As a final improvement to our backend, let's add support for fuzzy matching. This will let us do completion on prefixes which don't exactly match a candidate, but which are close enough. [4] For our purposes we'll implement a very crude form of fuzzy matching wherein a prefix matches a candidate if the set of letters in the prefix is a subset of the set of letters in the candidate. The function for performing fuzzy matching looks like this:

(defun sample-fuzzy-match (prefix candidate )
  (cl-subsetp (string-to-list prefix)
              (string-to-list candidate)))

Now we just need to modify our backend a bit. First we need to modify our response to the candidates command to use our new fuzzy matcher. Then we need to respond to the no-cache command by returning true. [5] Here's how that looks:

(defun company-sample-backend (command &optional arg &rest ignored)
  (interactive (list 'interactive))

  (case command
    (interactive (company-begin-backend 'company-sample-backend))
    (prefix (and (eq major-mode 'fundamental-mode)
                (company-grab-symbol)))
    (candidates
    (remove-if-not
      (lambda (c) (sample-fuzzy-match arg c))
      sample-completions))
    (annotation (sample-annotation arg))
    (meta (sample-meta arg))
    (no-cache 't)))

As you can see, we've replaced string-prefix-p in the candidates response with sample-fuzzy-match, and we've added (no-cache 't).

Here's how our fuzzy matching looks in action:

Screen Shot 2014-11-03 at 12.23.45 PM

That's all, folks

We've seen how to use Emacs' text properties to attach metadata to candidate strings. This is a really useful technique to use when developing company-mode backends, and one that you'll see used in real-world backends. With that metadata in place, we've also seen that it's very straightforward to tell your backend to display annotations in popup menus and metadata in the echo area.
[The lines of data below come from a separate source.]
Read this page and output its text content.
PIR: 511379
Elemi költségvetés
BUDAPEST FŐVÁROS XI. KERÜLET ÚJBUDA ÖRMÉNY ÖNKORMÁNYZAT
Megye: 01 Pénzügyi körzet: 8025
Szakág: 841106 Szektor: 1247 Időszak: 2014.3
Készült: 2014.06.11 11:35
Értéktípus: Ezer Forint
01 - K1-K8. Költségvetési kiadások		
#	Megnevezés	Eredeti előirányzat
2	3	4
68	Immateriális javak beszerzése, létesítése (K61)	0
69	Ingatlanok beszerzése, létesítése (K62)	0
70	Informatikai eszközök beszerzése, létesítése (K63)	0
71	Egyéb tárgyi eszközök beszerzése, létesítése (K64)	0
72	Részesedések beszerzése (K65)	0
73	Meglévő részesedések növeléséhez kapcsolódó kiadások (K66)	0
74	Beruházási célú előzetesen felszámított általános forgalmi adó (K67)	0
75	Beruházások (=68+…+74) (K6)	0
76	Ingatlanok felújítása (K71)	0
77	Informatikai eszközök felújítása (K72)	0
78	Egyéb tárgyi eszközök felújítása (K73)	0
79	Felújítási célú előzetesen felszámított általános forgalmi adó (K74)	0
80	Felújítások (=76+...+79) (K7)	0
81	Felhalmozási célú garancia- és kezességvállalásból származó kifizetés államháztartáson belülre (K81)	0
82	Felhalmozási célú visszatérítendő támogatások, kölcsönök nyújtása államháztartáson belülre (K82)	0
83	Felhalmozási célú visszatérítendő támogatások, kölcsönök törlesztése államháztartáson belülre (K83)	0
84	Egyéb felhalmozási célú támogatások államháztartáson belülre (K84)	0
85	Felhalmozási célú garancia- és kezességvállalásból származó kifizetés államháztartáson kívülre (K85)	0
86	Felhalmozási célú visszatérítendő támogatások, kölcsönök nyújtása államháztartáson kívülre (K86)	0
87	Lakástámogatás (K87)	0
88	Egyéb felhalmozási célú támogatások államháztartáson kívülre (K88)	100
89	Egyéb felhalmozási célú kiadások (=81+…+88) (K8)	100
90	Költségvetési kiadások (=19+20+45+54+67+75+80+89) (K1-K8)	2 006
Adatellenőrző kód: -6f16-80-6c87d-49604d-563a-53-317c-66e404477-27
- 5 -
Once you've got the basic techniques under your belt, you can display anything you want as part of completion.

There are still more aspects to developing company-mode backends, but with what we've covered in this series you can get very far. More importantly, you know the main concepts and infrastructure for the backends, so you can learn the rest on your own. If you want to delve into all of the gory details, you'll need to read the company-mode source code, and specifically the documentation for company-backends. [6]

For an example of a fairly full-featured backend implementation that's currently in use (and under active development), you can see the emacs-ycmd project. [7] Happy hacking!

[1]The first article in this series..
[2]The summaries are simply the first sentences of the respective Wikipedia articles.
[3]The Emacs manual entry on the echo area.
[4]Fuzzy matching is commonly used for completion tools because it addresses common cases where users transpose characters, accidentally leave characters out, or consciously leverage fuzzy matching for increased speed.
[5]The details of why this is the case are murky, but the company-mode source code specifically states this. The same source also says that we technically should be implementing a response to match, but that doesn't seem to affect this implementation.
[6]The company-mode project page.
[7]The emacs-ycmd project is on github. In particular, see company-ycmd.el.